Inteligencia regional

España no ha sido nunca un país dotado para el espionaje. Es uno de nuestras carencias históricas. Hemos tenido más misioneros que espías. Representan actitudes diametralmente opuestas. El misionero quiere mostrar las excelencias propias, convertir, que lo sigan. El espía aprende de los demás, averigua qué tienen que no tengamos, para copiarlo o usarlo. No es lo nuestro. Cuando los jerifaltes autonómicos recorren el mundo no lo hacen con el fin de ilustrarse con lo que hay por ahí, sino para enseñar las excelencias propias, mostrar al extranjero las maravillas de su autonomía. Van de misiones.

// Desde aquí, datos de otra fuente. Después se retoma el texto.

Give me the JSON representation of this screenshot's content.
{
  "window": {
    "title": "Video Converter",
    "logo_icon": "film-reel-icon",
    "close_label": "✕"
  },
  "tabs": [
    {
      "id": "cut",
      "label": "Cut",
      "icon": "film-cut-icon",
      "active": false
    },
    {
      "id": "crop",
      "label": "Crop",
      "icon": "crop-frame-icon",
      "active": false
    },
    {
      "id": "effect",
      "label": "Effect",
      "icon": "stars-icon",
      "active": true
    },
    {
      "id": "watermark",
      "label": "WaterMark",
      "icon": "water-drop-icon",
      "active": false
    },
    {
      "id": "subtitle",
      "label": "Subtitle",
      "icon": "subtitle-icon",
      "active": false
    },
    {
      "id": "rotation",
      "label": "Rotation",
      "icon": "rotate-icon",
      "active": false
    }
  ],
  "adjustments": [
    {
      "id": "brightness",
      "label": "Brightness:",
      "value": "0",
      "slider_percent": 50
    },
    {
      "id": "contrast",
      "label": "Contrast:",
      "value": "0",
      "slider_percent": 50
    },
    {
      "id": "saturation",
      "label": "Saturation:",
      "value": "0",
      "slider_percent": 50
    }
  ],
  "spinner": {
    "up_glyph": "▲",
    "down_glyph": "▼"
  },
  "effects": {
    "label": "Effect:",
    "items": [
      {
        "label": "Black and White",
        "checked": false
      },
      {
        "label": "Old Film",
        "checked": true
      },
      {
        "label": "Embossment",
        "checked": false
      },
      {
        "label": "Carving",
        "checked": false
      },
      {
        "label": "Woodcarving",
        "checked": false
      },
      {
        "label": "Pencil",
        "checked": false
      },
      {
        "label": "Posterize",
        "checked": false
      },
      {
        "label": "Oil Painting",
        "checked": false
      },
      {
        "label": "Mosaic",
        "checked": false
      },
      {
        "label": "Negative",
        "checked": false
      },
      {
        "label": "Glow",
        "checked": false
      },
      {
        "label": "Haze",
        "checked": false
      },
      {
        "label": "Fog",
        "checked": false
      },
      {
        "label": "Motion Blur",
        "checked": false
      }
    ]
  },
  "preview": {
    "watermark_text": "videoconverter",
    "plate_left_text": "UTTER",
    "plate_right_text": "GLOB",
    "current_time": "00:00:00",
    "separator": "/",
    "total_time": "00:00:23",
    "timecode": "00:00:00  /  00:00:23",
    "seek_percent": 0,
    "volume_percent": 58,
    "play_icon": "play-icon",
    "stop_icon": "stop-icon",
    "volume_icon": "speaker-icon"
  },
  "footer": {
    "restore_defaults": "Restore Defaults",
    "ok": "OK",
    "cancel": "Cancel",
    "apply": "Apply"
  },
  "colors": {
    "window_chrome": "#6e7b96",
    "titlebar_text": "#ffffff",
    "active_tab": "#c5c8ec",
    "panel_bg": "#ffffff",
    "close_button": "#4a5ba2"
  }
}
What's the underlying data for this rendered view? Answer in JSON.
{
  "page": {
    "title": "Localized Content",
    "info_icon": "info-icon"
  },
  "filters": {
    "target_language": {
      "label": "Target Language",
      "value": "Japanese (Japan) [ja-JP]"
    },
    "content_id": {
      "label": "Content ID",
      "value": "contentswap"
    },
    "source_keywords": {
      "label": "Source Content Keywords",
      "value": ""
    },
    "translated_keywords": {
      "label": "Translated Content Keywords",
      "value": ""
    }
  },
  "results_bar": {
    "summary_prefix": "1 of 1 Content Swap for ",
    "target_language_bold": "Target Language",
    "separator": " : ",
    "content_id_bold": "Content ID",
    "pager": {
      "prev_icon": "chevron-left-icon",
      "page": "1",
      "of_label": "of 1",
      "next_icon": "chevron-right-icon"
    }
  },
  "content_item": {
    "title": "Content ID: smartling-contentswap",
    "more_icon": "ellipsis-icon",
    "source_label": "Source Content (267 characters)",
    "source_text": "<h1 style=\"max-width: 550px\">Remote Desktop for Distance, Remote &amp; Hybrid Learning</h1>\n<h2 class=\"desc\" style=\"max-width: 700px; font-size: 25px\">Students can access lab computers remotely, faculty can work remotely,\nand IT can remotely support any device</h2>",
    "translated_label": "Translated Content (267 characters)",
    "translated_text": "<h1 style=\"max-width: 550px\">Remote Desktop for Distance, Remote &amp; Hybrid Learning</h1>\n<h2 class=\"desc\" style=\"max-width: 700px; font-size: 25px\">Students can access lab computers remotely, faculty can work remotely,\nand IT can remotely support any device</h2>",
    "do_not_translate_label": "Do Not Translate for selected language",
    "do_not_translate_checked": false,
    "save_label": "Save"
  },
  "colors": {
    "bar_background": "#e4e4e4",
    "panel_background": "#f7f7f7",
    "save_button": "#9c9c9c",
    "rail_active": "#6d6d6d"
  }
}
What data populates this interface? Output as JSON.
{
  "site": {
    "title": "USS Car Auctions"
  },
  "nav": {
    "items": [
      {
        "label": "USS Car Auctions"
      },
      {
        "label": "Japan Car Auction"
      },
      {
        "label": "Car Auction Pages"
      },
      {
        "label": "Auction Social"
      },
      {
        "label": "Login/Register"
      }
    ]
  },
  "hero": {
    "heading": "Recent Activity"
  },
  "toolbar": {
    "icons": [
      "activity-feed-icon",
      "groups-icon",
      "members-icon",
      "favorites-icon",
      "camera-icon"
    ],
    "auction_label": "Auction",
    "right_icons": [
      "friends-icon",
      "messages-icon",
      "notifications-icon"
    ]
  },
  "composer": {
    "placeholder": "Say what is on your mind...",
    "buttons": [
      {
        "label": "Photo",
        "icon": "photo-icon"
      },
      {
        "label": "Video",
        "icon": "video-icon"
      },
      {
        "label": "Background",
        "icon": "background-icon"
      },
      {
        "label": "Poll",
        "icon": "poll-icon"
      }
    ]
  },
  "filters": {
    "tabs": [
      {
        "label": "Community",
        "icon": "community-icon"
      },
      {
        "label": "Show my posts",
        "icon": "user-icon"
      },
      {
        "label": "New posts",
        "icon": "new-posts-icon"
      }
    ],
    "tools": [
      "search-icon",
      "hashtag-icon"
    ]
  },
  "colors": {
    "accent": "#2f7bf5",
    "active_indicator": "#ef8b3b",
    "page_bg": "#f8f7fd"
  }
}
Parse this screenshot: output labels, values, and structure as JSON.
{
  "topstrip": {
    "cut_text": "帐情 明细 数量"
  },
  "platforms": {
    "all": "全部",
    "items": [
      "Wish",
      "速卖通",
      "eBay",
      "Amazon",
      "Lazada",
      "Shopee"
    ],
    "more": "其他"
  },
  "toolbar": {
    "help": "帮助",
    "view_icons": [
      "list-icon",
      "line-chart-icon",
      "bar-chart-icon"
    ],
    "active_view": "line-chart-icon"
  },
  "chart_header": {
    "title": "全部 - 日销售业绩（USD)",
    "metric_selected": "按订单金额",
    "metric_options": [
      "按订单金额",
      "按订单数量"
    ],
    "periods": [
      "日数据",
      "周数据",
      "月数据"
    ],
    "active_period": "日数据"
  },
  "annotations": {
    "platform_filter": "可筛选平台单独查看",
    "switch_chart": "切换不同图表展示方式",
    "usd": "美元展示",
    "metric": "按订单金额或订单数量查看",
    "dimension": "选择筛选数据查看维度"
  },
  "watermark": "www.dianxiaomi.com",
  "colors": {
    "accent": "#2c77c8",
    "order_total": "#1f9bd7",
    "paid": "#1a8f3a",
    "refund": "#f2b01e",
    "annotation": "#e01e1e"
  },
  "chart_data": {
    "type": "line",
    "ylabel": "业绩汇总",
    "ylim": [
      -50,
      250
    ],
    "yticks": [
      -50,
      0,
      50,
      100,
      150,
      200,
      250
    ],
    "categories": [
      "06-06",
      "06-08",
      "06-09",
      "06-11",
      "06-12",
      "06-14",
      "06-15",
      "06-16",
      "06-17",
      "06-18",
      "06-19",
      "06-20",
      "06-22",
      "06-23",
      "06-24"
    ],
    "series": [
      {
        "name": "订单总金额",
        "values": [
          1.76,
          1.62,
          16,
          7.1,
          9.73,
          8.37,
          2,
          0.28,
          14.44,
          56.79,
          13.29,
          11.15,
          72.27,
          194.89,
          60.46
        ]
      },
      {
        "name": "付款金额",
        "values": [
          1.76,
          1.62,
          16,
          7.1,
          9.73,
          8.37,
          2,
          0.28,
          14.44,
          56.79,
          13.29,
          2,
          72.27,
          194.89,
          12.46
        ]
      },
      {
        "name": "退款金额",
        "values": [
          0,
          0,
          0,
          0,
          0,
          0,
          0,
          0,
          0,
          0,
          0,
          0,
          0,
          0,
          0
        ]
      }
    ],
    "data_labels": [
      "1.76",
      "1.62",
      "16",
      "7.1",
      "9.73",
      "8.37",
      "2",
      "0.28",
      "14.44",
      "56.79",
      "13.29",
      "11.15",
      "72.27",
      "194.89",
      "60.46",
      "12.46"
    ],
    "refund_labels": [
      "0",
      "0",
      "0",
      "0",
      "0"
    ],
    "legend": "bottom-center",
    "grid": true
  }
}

Es una lacra lacerante la poca inclinación nacional al espionaje. Hubo un ramalazo de esperanza con la aparición del Estado de las autonomías. Se atisbaba la fundación de servicios de espías autonómicos, para espiar a las demás comunidades autónomas: los andaluces a los madrileños, los asturianos a los aragoneses, éstos a los catalanes, los catalanes a los vascos, los vascos a todos, y así sucesivamente. Para copiarles la legislación, imitarles el gobierno… con vistas a una sana emulación autonómica que nos regeneraría.

Por lo sucedido, no cabían grandes ilusiones. Persiste nuestra incompetencia en asuntos de espionaje. Las autonomías se miran de reojo las legislaciones y demás, pero no para copiar lo bueno y ahorrarse los errores. Se observan con el objetivo de hacer las cosas totalmente diferentes a las demás autonomías y así profundizar en la singularidad identitaria. Falla la actitud: sólo nos gusta lo propio, denigramos lo ajeno. No valemos para espías.

La prueba definitiva de nuestra incapacidad congénita para tal oficio ha sido lo de Madrid, esos seguimientos en el Gobierno autónomo con espías truculentos viéndose las cosas. Llegó al delirio: no consumaron la faena, pero idearon un servicio oficial de “inteligencia regional” (sic), respondiendo a una “necesidad específica de seguridad e inteligencia emergente en el Estado de las autonomías” (sic). ¿Alguien da más?

Así las cosas, impresiona el aire cutre de esos (presuntos) espías autonómicos – y esos escoltas que no pillaban que los seguían -, quizás con topos prestos a cantar. Y sobrecoge el objetivo de la “inteligencia regional”. No espiaban para aprender o defender la autonomía. Montaron tal guirigay para que los del PP se espíen a sí mismos, armarse dossiers, vigilarse la vida pública y privada, pillar en un renuncio al compañero de Gobierno y de partido, quizás chantajearle, arruinarle la carrera… El ombliguismo de este espionaje certifica la nulidad nacional en el oficio, ni siquiera en la versión autonómica. Otro fracaso. Nos falta curiosidad, nos puede el zancadilleo. Así no hay forma.

Nuestros espías no tienen aspecto de héroes, sino lo contrario.

El perfil de los (presuntos) espías de Madrid no es exactamente el de James Bond aprovechando los ratos libres para ligar en el casino con la colega maciza. Por la imagen que dan, tomarían cañas (con tapas) todos juntos en el bar de la esquina hablando a gritos de lo buena que está Yoli, la cajera del super. O, si hubiesen sido mujeres, de que el marido llega siempre bebido y una pena que el peluquero sea gay, que si no…

En las películas, el espía, héroe o asimilado suele tener 30 segundos antes de que explote la bomba (atómica con frecuencia) y ha de elegir entre dos cables: siempre acierta y la ciudad se salva. Nuestros espías cortarían el otro cable.